Vast staat immers dat appellanten, onder verwijzing naar het op 15 november 2004 gemaakte bezwaar, op 11 mei 2005 bij verweerder hebben gerappelleerd en zich daarbij hebben beroepen op sedert voormelde uitspraak van de voorzieningenrechter veranderde feiten en omstandigheden. In het licht daarvan stond het verweerder, gelet op de aan een bezwaarprocedure inherente ex nunc-toetsing, niet langer vrij het bezwaar te beoordelen naar het indieningsmoment en om die reden niet-ontvankelijk te verklaren. Het beroep is derhalve gegrond.
Het College ziet echter op hierna volgende gronden geen aanleiding verweerder op te dragen alsnog op het onderhavige bezwaar van appellanten te beslissen en overweegt daartoe als volgt.
2.4 Ter zitting hebben de gemachtigden van partijen meegedeeld dat inmiddels alsnog een inhoudelijke beslissing op bezwaar is genomen en dat daarbij - met terugwerkende kracht tot 1 januari 2005 - een aanpassing van het dagquotum heeft plaatsgevonden.
Desgevraagd is namens appellanten meegedeeld dat het belang van de onderhavige procedure is gelegen in hun wens het dagquotum (ook) met betrekking tot het jaar 2004 gewijzigd te krijgen.
2.5 Het College begrijpt hieruit dat appellanten beogen aldus de grondslag van de op 1 maart 2004 aan C B.V. opgelegde last onder dwangsom, die door de uitspraak van het College van 5 april 2005 (AWB 04/787 en 04/813, < www. rechtspraak.nl>, LJN AT4977) formele rechtskracht heeft gekregen, te doen vervallen. Gedurende het kalenderjaar 2004 was ten aanzien van (de in de plaats van C getreden) appellante Belmij Ruim Zicht B.V. een dagquotum van toepassing, waardoor het haar op geen enkele dag gedurende dat jaar was toegestaan varkens(eenheden) in haar bedrijf te houden. In de uitspraak van de voorzieningenrechter is reeds overwogen dat bij gebreke van een wettelijke beslistermijn, de beslistermijn de redelijke termijn van 8 weken na ontvangst van die aanvraag is, tenzij binnen die termijn een kennisgeving van uitstel is gedaan. Daargelaten of verweerders brief van 11 november 2004 niet als zodanige kennisgeving moet worden aangemerkt, was verweerder derhalve niet eerder dan ultimo 2004 gehouden een beslissing op de aanvraag van appellanten te nemen. Een dergelijke beslissing zou er wellicht toe kunnen leiden dat zij voor de toekomst niet langer met een dagquotum van nul werden geconfronteerd, maar had - anders dan appellanten kennelijk (veronder)stellen - niet kunnen afdoen aan in het verleden reeds geconstateerde overtredingen van dat dagquotum.
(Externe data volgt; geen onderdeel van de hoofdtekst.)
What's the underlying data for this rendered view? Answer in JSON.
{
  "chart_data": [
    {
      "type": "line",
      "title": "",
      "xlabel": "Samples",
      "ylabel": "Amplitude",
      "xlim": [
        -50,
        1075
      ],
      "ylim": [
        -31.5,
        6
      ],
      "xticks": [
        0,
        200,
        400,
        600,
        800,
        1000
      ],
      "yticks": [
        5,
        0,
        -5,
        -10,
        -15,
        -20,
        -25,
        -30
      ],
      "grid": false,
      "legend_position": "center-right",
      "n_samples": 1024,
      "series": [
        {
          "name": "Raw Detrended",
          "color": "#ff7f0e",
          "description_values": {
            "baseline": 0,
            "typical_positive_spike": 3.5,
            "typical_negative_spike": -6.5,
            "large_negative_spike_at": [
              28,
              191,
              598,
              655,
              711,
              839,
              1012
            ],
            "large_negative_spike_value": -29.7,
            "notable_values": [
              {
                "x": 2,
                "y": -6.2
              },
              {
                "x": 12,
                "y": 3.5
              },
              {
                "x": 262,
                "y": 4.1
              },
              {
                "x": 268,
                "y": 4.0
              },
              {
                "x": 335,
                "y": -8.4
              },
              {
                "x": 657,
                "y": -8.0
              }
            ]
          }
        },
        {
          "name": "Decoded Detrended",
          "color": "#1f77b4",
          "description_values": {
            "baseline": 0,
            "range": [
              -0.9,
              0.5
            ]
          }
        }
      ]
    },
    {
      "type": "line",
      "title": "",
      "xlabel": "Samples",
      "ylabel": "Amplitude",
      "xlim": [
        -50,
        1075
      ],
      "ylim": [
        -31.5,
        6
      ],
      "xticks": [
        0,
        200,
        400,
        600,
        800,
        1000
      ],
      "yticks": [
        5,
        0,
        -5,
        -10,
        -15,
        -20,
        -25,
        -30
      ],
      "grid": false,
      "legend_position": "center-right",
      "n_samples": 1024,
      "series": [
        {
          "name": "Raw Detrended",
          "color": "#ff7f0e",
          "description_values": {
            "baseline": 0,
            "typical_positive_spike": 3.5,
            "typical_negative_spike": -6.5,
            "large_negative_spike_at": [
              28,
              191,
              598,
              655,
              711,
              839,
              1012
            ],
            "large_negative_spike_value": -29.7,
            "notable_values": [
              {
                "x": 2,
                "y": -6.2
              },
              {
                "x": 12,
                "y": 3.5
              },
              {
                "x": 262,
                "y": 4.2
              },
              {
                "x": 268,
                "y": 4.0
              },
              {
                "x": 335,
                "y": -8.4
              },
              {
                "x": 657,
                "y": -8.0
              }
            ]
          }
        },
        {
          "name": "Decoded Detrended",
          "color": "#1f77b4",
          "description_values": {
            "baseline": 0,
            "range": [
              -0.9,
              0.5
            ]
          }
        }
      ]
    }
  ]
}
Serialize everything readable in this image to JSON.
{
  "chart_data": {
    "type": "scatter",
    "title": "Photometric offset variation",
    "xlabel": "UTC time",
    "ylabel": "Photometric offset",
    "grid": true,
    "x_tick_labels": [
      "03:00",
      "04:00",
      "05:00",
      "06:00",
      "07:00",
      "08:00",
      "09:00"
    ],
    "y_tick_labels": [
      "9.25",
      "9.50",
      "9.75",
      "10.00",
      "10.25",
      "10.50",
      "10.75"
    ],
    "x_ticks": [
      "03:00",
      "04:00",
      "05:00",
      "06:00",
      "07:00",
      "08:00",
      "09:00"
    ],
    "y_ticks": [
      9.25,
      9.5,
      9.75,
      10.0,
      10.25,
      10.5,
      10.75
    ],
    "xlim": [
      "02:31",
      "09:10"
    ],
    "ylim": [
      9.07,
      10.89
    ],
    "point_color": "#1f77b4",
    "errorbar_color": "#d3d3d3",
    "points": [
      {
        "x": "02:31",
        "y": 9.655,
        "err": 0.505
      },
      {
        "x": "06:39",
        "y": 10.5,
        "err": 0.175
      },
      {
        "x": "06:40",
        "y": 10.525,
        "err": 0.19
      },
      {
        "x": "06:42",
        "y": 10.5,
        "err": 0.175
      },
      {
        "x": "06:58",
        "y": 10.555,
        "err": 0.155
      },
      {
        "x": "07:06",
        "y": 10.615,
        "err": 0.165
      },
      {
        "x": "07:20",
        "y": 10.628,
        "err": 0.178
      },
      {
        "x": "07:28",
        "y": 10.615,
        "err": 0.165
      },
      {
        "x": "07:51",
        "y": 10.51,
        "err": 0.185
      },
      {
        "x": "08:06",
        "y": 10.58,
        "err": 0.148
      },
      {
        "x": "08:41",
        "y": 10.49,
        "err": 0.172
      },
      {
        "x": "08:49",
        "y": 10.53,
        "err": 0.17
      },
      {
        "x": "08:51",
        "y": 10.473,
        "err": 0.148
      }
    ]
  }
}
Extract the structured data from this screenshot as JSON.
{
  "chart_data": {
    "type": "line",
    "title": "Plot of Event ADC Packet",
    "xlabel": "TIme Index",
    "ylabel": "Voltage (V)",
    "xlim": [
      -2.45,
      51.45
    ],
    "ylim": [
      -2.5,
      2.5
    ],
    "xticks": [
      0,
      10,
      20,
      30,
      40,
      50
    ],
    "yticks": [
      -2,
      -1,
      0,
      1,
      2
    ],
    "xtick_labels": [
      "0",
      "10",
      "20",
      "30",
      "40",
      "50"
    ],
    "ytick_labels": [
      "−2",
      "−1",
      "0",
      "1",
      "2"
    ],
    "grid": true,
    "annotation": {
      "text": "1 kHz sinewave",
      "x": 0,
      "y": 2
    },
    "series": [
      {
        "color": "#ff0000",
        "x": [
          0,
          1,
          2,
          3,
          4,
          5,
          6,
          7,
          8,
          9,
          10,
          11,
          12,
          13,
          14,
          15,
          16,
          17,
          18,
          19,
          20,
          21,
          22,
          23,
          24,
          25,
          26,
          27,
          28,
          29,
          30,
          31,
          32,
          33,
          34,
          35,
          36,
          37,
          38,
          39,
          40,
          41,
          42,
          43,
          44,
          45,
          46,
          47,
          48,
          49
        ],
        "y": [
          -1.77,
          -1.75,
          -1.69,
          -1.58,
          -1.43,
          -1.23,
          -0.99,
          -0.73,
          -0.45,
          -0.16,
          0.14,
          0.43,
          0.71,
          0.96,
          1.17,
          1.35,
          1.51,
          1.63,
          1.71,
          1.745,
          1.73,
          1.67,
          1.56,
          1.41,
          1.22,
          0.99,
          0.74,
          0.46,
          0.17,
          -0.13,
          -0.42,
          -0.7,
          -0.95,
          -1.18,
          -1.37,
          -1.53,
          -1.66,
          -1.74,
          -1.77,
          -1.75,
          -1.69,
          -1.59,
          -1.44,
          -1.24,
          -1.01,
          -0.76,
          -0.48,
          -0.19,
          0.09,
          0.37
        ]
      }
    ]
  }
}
Aangezien appellanten met de alsnog door verweerder genomen beslissing op bezwaar reeds materieel hebben bereikt wat zij maximaal met het onderhavige beroep zouden kunnen bereiken, namelijk een aanpassing van het dagquotum vanaf 1 januari 2005, hebben zij geen procesbelang meer bij een inhoudelijke beslissing op het onderhavige bezwaar.
2.6 Het beroep is gegrond.
Het College ziet aanleiding verweerder op de voet van artikel 8:75 Awb te veroordelen in de door appellanten in verband met de behandeling van het beroep gemaakte proceskosten, die met inachtneming van het Besluit proceskosten bestuursrecht worden bepaald op € 322,- (1 punt voor het beroepschrift, 1 punt voor het verschijnen van de gemachtigde ter zitting en een wegingsfactor van 0,5).